In Syrien haben Regierungstruppen nach Angaben der Demokratiebewegung eine weitere Protesthochburg eingenommen: In der Küstenstadt Banias seien Soldaten in mehrere Bezirke vorgedrungen, die in der Hand der Demonstranten gewesen seien.

Dies sagte ein Anführer der dortigen Protestbewegung der Nachrichtenagentur Reuters am Dienstag. Wie zuvor in Daraa habe die Armee auch in Banias damit begonnen, Verdächtige festzunehmen.

In Banias kontrollierten Soldaten nach Oppositionsangaben die Personalien von Zivilisten und führten zahlreiche Männer ab. "Sie haben es auf Sunniten abgesehen", sagte der Protest-Anführer Anas al-Schughri.
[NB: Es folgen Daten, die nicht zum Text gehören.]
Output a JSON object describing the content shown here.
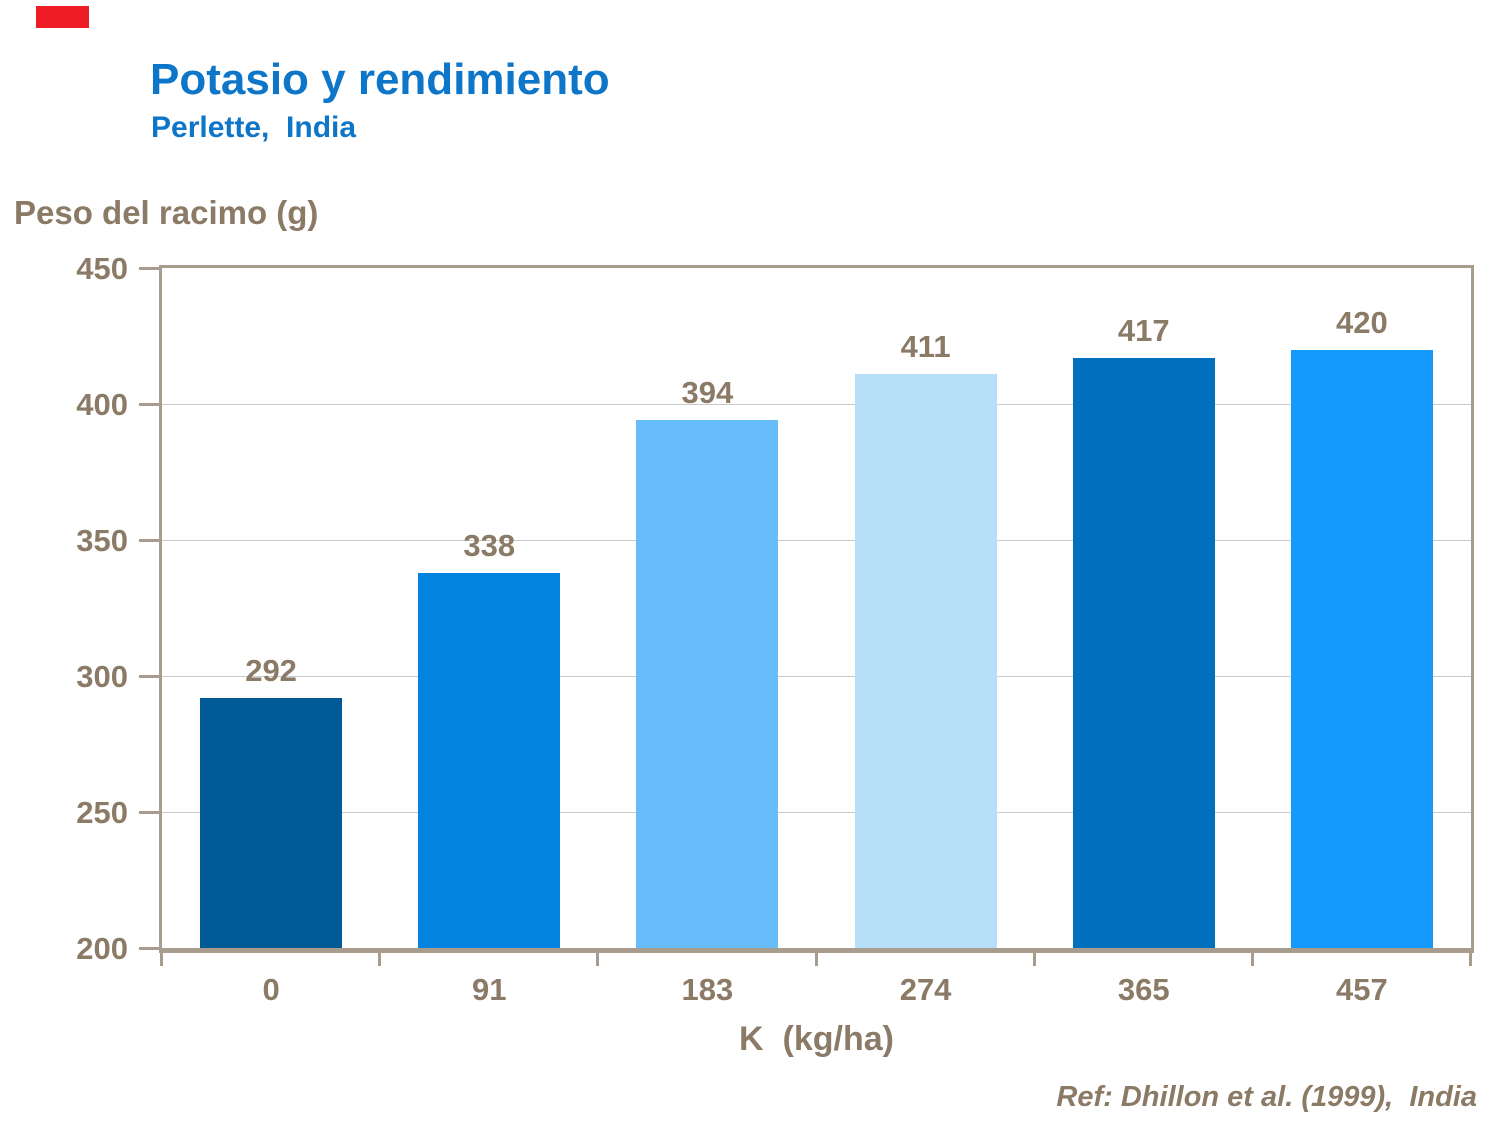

Die Armee bewaffne zudem Mitglieder der alevitischen Minderheit und hetze gegen die sunnitische Mehrheit. Präsident Baschar al-Assad gehört - wie viele Militärs - zu den Aleviten, die viele als einen Zweig der Schiiten ansehen.

Razzien und Verhaftungen

Nach Angaben von Menschenrechtlern wurden in den vergangenen Tagen mehr als 1000 Regierungskritiker in Haft genommen. Viele weitere seien als vermisst gemeldet worden.
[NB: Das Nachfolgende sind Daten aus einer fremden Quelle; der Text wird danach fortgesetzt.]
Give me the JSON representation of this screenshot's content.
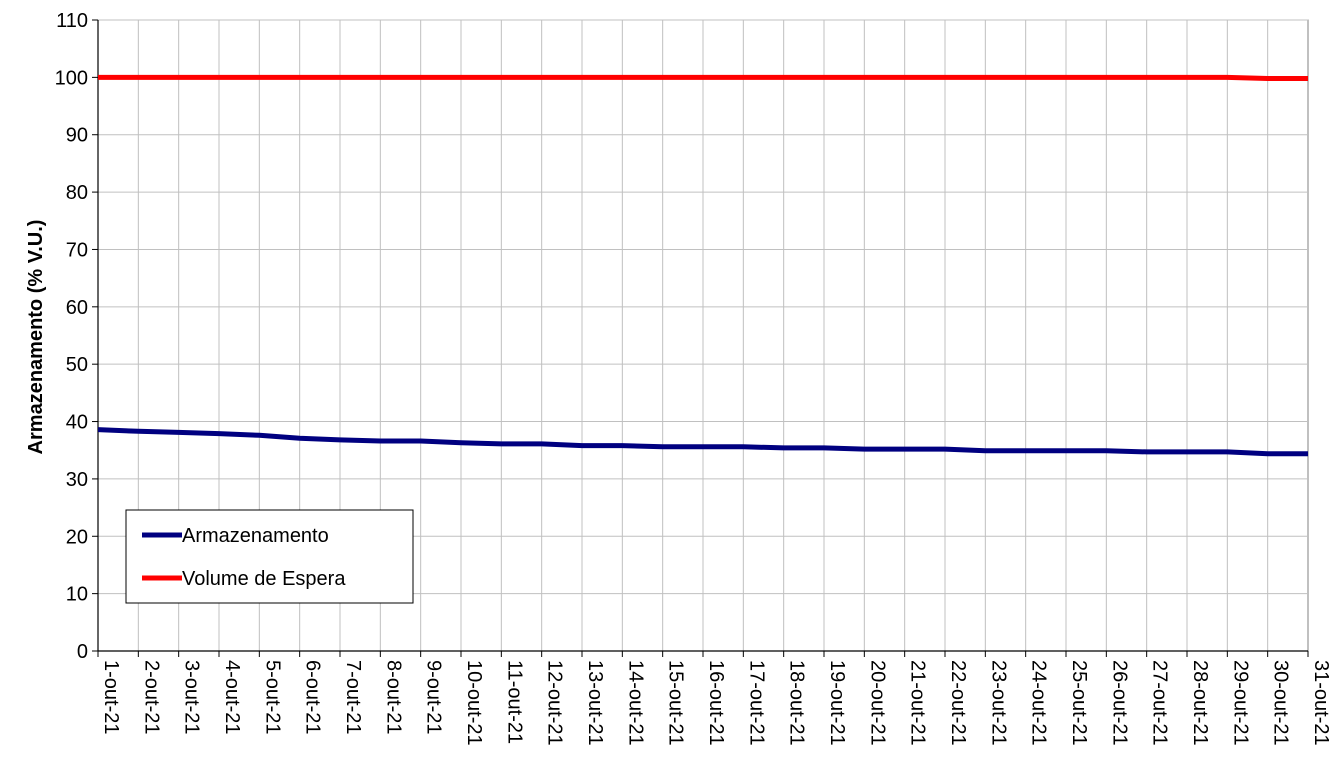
{
  "chart_data": {
    "type": "line",
    "title": "",
    "xlabel": "",
    "ylabel": "Armazenamento (% V.U.)",
    "ylim": [
      0,
      110
    ],
    "yticks": [
      0,
      10,
      20,
      30,
      40,
      50,
      60,
      70,
      80,
      90,
      100,
      110
    ],
    "grid": true,
    "legend_position": "bottom-left",
    "categories": [
      "1-out-21",
      "2-out-21",
      "3-out-21",
      "4-out-21",
      "5-out-21",
      "6-out-21",
      "7-out-21",
      "8-out-21",
      "9-out-21",
      "10-out-21",
      "11-out-21",
      "12-out-21",
      "13-out-21",
      "14-out-21",
      "15-out-21",
      "16-out-21",
      "17-out-21",
      "18-out-21",
      "19-out-21",
      "20-out-21",
      "21-out-21",
      "22-out-21",
      "23-out-21",
      "24-out-21",
      "25-out-21",
      "26-out-21",
      "27-out-21",
      "28-out-21",
      "29-out-21",
      "30-out-21",
      "31-out-21"
    ],
    "series": [
      {
        "name": "Armazenamento",
        "color": "#000080",
        "values": [
          38.6,
          38.3,
          38.1,
          37.9,
          37.6,
          37.1,
          36.8,
          36.6,
          36.6,
          36.3,
          36.1,
          36.1,
          35.8,
          35.8,
          35.6,
          35.6,
          35.6,
          35.4,
          35.4,
          35.2,
          35.2,
          35.2,
          34.9,
          34.9,
          34.9,
          34.9,
          34.7,
          34.7,
          34.7,
          34.4,
          34.4
        ]
      },
      {
        "name": "Volume de Espera",
        "color": "#ff0000",
        "values": [
          100,
          100,
          100,
          100,
          100,
          100,
          100,
          100,
          100,
          100,
          100,
          100,
          100,
          100,
          100,
          100,
          100,
          100,
          100,
          100,
          100,
          100,
          100,
          100,
          100,
          100,
          100,
          100,
          100,
          99.8,
          99.8
        ]
      }
    ]
  }
}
Der Vorsitzende der Nationalen Organisation für Menschenrechte in Syrien, Ammar Kurabi, erklärte am Dienstag, seine Gruppe habe die Namen der Menschen dokumentiert, die seit Samstag bei Razzien festgenommen worden seien.

Das Komitee zum Schutz von Journalisten (CPJ) berichtete, es gebe auch Beweise dafür, dass unter anderen der Autor Omar Kusch am Montag und die Al-Dschasira-Journalistin Dorothy Parvaz am Freitag am Flughafen von Damaskus festgenommen worden seien.

Der syrische Präsident Assad sieht sich seit sechs Wochen wachsender Proteste gegen seine Regierung ausgesetzt. Das Regime reagierte mit Gewalt. Seit Beginn der Offensive gegen die Protestbewegung kamen nach Angaben von Menschenrechtsaktivisten mehr als 560 Zivilpersonen ums Leben.

Die Regierung schiebt die Unruhen auf eine Verschwörung aus dem Ausland und auf "Terrororganisationen", die die Proteste genutzt hätten, um das Land zu destabilisieren.